Species of amphibian

Blaira rubigina is a species of toad in the family Bufonidae. It is endemic to the southern Western Ghats, India, and is known from Silent Valley and Wynaad, both in Kerala. Its common names include Kerala stream toad, Silent Valley torrent toad, and red torrent toad.

==Description==
These small-sized toads measure 36–40 mm in snout–vent length. No cranial ridges nor parotoid glands are present. The tympanum is distinct and smooth. The limbs are slender. The fingers have no webbing but have swollen tips. The toes are almost fully webbed, and the toe tips are swollen. Dorsal skin, flanks, and upper side of limbs are distinctly tuberculated; ventral skin is rough and bears spine-tipped tubercles on throat and chest and flattened tubercles on belly and underside of limbs. The dorsum is brick-red. The venter is brownish-black with vermiculations. The throat is bright orange, and there are spots of the same colour on chest, belly and underside of thighs. The flanks are brownish.

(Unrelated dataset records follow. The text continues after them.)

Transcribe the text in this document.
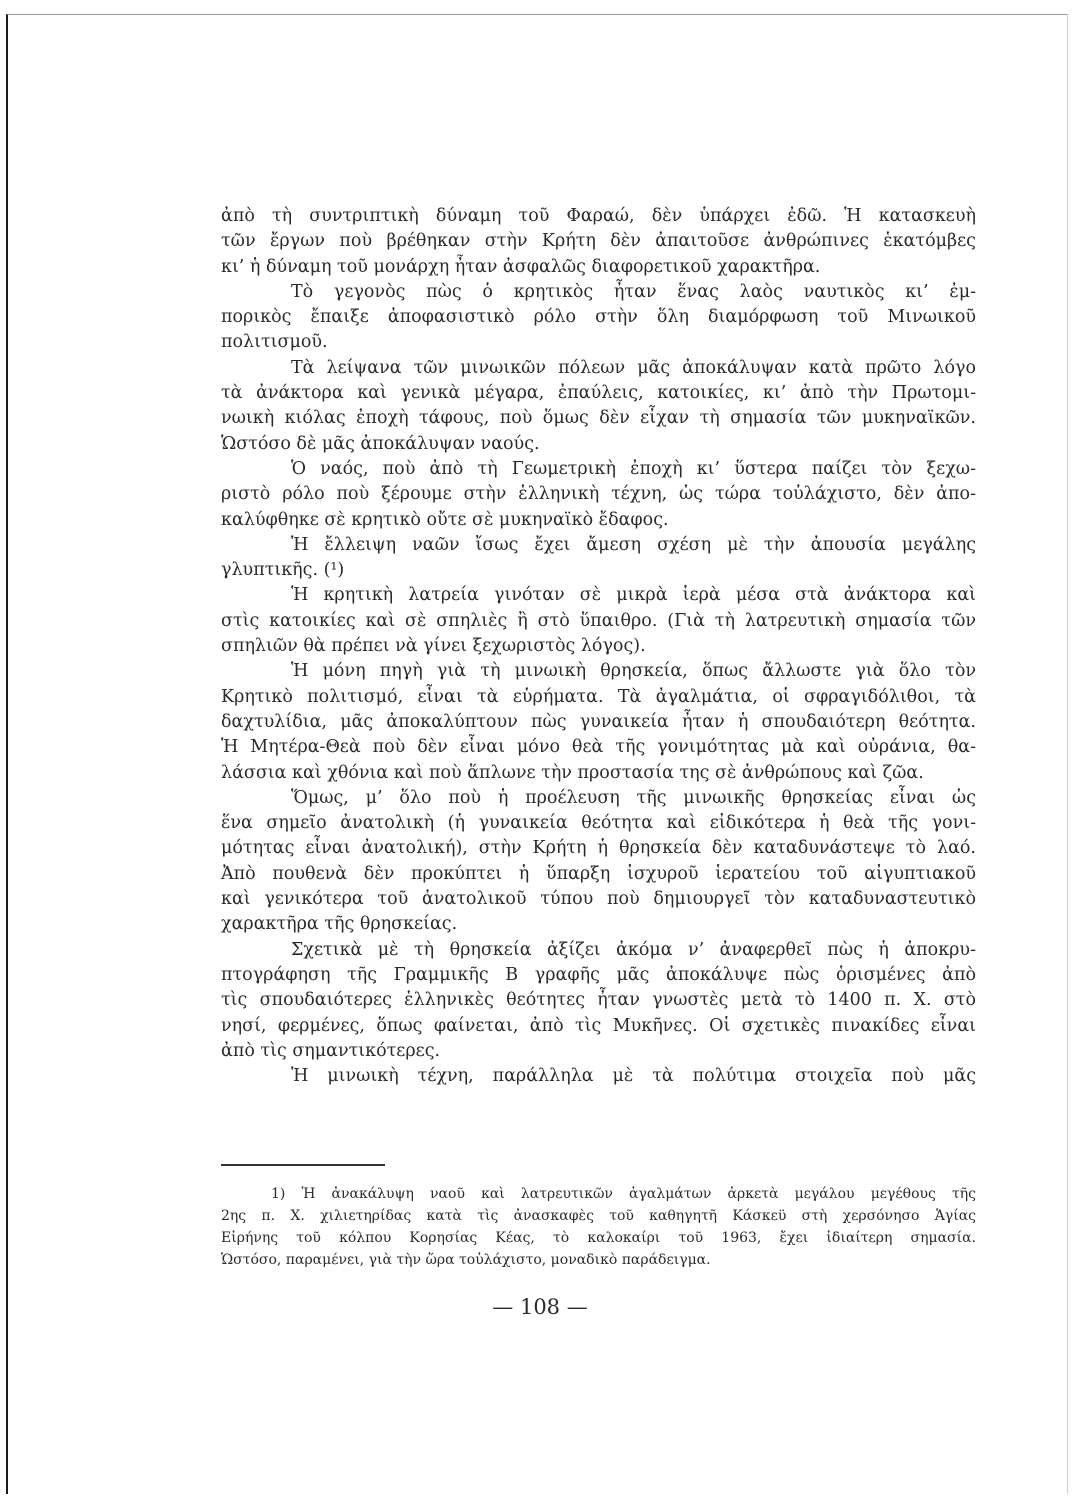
ἀπὸ τὴ συντριπτικὴ δύναμη τοῦ Φαραώ, δὲν ὑπάρχει ἐδῶ. Ἡ κατασκευὴ
τῶν ἔργων ποὺ βρέθηκαν στὴν Κρήτη δὲν ἀπαιτοῦσε ἀνθρώπινες ἑκατόμβες
κι’ ἡ δύναμη τοῦ μονάρχη ἦταν ἀσφαλῶς διαφορετικοῦ χαρακτῆρα.
Τὸ γεγονὸς πὼς ὁ κρητικὸς ἦταν ἕνας λαὸς ναυτικὸς κι’ ἐμ-
πορικὸς ἔπαιξε ἀποφασιστικὸ ρόλο στὴν ὅλη διαμόρφωση τοῦ Μινωικοῦ
πολιτισμοῦ.
Τὰ λείψανα τῶν μινωικῶν πόλεων μᾶς ἀποκάλυψαν κατὰ πρῶτο λόγο
τὰ ἀνάκτορα καὶ γενικὰ μέγαρα, ἐπαύλεις, κατοικίες, κι’ ἀπὸ τὴν Πρωτομι-
νωικὴ κιόλας ἐποχὴ τάφους, ποὺ ὅμως δὲν εἶχαν τὴ σημασία τῶν μυκηναϊκῶν.
Ὡστόσο δὲ μᾶς ἀποκάλυψαν ναούς.
Ὁ ναός, ποὺ ἀπὸ τὴ Γεωμετρικὴ ἐποχὴ κι’ ὕστερα παίζει τὸν ξεχω-
ριστὸ ρόλο ποὺ ξέρουμε στὴν ἑλληνικὴ τέχνη, ὡς τώρα τοὐλάχιστο, δὲν ἀπο-
καλύφθηκε σὲ κρητικὸ οὔτε σὲ μυκηναϊκὸ ἔδαφος.
Ἡ ἔλλειψη ναῶν ἴσως ἔχει ἄμεση σχέση μὲ τὴν ἀπουσία μεγάλης
γλυπτικῆς. (¹)
Ἡ κρητικὴ λατρεία γινόταν σὲ μικρὰ ἱερὰ μέσα στὰ ἀνάκτορα καὶ
στὶς κατοικίες καὶ σὲ σπηλιὲς ἢ στὸ ὕπαιθρο. (Γιὰ τὴ λατρευτικὴ σημασία τῶν
σπηλιῶν θὰ πρέπει νὰ γίνει ξεχωριστὸς λόγος).
Ἡ μόνη πηγὴ γιὰ τὴ μινωικὴ θρησκεία, ὅπως ἄλλωστε γιὰ ὅλο τὸν
Κρητικὸ πολιτισμό, εἶναι τὰ εὑρήματα. Τὰ ἀγαλμάτια, οἱ σφραγιδόλιθοι, τὰ
δαχτυλίδια, μᾶς ἀποκαλύπτουν πὼς γυναικεία ἦταν ἡ σπουδαιότερη θεότητα.
Ἡ Μητέρα-Θεὰ ποὺ δὲν εἶναι μόνο θεὰ τῆς γονιμότητας μὰ καὶ οὐράνια, θα-
λάσσια καὶ χθόνια καὶ ποὺ ἅπλωνε τὴν προστασία της σὲ ἀνθρώπους καὶ ζῶα.
Ὅμως, μ’ ὅλο ποὺ ἡ προέλευση τῆς μινωικῆς θρησκείας εἶναι ὡς
ἕνα σημεῖο ἀνατολικὴ (ἡ γυναικεία θεότητα καὶ εἰδικότερα ἡ θεὰ τῆς γονι-
μότητας εἶναι ἀνατολική), στὴν Κρήτη ἡ θρησκεία δὲν καταδυνάστεψε τὸ λαό.
Ἀπὸ πουθενὰ δὲν προκύπτει ἡ ὕπαρξη ἰσχυροῦ ἱερατείου τοῦ αἰγυπτιακοῦ
καὶ γενικότερα τοῦ ἀνατολικοῦ τύπου ποὺ δημιουργεῖ τὸν καταδυναστευτικὸ
χαρακτῆρα τῆς θρησκείας.
Σχετικὰ μὲ τὴ θρησκεία ἀξίζει ἀκόμα ν’ ἀναφερθεῖ πὼς ἡ ἀποκρυ-
πτογράφηση τῆς Γραμμικῆς Β γραφῆς μᾶς ἀποκάλυψε πὼς ὁρισμένες ἀπὸ
τὶς σπουδαιότερες ἑλληνικὲς θεότητες ἦταν γνωστὲς μετὰ τὸ 1400 π. Χ. στὸ
νησί, φερμένες, ὅπως φαίνεται, ἀπὸ τὶς Μυκῆνες. Οἱ σχετικὲς πινακίδες εἶναι
ἀπὸ τὶς σημαντικότερες.
Ἡ μινωικὴ τέχνη, παράλληλα μὲ τὰ πολύτιμα στοιχεῖα ποὺ μᾶς
1) Ἡ ἀνακάλυψη ναοῦ καὶ λατρευτικῶν ἀγαλμάτων ἀρκετὰ μεγάλου μεγέθους τῆς
2ης π. Χ. χιλιετηρίδας κατὰ τὶς ἀνασκαφὲς τοῦ καθηγητῆ Κάσκεϋ στὴ χερσόνησο Ἁγίας
Εἰρήνης τοῦ κόλπου Κορησίας Κέας, τὸ καλοκαίρι τοῦ 1963, ἔχει ἰδιαίτερη σημασία.
Ὡστόσο, παραμένει, γιὰ τὴν ὥρα τοὐλάχιστο, μοναδικὸ παράδειγμα.
— 108 —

==Habitat and conservation==
Ghatophryne rubigina occurs in tropical evergreen forest at elevations of 1000–1200 m above sea level. It is associated with torrential streams and the forest floor. Breeding probably takes place in streams.

The population within the Silent Valley National Park is adequately protected. Nevertheless, because the species is known from so few localities, its population status requires careful monitoring.